Just a quick note on the newest strain of Ich. Often known as “Super-Ich,” this new strain is resistant to salt and heat treatment. The only medication that this effective with this new strain is Quinine based. Copper based treatments and all other such medications are completely useless against this new strain. It is likely that this new very resistant strain of Ich developed as a result of insufficient doses of medications were administered. The strength of medications is carefully calculated so that it will kill the parasites, when you lower the concentration of the med you give the parasite the chance to adapt to it and become completely resistant to it. The speculation is that this is exactly what happened. People treated with “half doses” because of more sensitive fish. The fish can handle the full doses.
How did Ich get in the tank? Ich has often been attributed to poor water quality, and this is true. However, water quality alone is not the only cause, since it is a parasite it had to come from somewhere. Ich often enters the aquarium on plants, driftwood, or even newly added fish. Poor water quality, however, does create an environment that is much more conducive to the growth of ich.

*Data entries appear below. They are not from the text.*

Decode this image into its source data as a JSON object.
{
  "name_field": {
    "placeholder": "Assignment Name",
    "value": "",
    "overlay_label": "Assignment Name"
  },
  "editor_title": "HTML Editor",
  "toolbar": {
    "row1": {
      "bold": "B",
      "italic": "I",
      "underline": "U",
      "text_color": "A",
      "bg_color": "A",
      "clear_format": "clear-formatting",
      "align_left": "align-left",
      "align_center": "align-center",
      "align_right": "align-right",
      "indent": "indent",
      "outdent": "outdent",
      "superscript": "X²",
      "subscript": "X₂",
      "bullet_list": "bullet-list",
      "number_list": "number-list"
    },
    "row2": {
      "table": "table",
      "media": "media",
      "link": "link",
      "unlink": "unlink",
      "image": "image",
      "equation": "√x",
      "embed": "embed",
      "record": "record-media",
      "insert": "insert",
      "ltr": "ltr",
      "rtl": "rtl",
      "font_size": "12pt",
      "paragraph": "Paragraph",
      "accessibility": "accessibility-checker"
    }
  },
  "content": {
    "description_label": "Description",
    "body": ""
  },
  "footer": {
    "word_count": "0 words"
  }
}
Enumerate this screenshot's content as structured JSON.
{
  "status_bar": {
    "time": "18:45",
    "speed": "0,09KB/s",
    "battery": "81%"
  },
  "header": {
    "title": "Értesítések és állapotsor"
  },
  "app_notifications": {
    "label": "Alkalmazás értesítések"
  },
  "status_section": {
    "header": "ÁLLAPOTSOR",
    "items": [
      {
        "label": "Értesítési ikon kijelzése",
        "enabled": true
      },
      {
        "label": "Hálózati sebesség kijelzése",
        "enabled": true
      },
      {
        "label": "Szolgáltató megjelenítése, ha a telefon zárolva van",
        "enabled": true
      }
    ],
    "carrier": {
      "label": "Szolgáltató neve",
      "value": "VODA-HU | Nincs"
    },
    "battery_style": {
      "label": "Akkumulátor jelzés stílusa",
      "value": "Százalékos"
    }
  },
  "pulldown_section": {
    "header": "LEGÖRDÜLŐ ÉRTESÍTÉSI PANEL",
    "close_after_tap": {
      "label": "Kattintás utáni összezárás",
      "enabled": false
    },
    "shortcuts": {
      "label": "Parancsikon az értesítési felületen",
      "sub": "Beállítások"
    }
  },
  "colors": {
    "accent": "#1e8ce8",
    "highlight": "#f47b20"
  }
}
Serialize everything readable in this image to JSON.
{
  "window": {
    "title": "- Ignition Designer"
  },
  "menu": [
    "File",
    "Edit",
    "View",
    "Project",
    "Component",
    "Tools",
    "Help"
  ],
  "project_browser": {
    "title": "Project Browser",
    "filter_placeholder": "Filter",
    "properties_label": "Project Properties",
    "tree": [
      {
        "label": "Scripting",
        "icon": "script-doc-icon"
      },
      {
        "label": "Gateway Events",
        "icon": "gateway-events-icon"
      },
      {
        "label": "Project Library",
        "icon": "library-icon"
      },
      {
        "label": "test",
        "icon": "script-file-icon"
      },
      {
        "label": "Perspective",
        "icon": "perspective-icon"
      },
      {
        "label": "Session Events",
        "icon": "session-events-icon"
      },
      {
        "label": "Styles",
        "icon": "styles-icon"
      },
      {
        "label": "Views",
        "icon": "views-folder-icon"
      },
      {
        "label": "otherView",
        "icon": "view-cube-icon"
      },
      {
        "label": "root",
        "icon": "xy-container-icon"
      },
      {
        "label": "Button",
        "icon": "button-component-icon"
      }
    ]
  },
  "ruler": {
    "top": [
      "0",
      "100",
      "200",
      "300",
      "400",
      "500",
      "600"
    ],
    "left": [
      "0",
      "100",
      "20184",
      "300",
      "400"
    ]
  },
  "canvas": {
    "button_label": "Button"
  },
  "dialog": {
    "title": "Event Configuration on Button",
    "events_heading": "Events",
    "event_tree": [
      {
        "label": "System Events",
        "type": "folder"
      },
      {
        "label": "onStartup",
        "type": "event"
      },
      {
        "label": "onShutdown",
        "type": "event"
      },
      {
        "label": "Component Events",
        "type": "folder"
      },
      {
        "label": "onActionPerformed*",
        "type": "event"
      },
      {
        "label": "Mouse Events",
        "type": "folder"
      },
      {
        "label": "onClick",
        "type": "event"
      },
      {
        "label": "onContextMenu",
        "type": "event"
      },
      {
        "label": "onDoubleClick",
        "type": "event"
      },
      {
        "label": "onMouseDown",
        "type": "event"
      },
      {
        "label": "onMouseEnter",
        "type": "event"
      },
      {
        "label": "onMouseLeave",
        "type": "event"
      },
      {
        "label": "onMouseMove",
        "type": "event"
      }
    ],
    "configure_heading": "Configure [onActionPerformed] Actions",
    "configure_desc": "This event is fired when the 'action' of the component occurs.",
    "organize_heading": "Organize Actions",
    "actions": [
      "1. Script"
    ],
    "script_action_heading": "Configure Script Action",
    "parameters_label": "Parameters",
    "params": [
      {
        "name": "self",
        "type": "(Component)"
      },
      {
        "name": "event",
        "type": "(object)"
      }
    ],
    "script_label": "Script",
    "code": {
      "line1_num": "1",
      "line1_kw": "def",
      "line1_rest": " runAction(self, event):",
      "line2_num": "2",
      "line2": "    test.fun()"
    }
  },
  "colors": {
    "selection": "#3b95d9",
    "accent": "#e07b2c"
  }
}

For this reason it is important to keep your water quality high regardless of what fish you have.
A marine form of the disease also exists however treatment is different. For obvious reasons the salt method does not work. Many of the medications that exist for treatment of marine ich are copper based and thus are unable to be used in a system where invertebrates are present. If nor inverts are present then these meds can be added directly to the tank. If inverts are present then a non-copper based product must be used for the tank.
Ich prevention Prevention is fairly simple. Keep you tank clean with regular water changes and gravel vacuuming, and examine new fish carefully. To prevent Ich from getting into your large system a smaller quarantine tank should be established and new fish should be held there for 2 weeks to allow any possible problems to come out.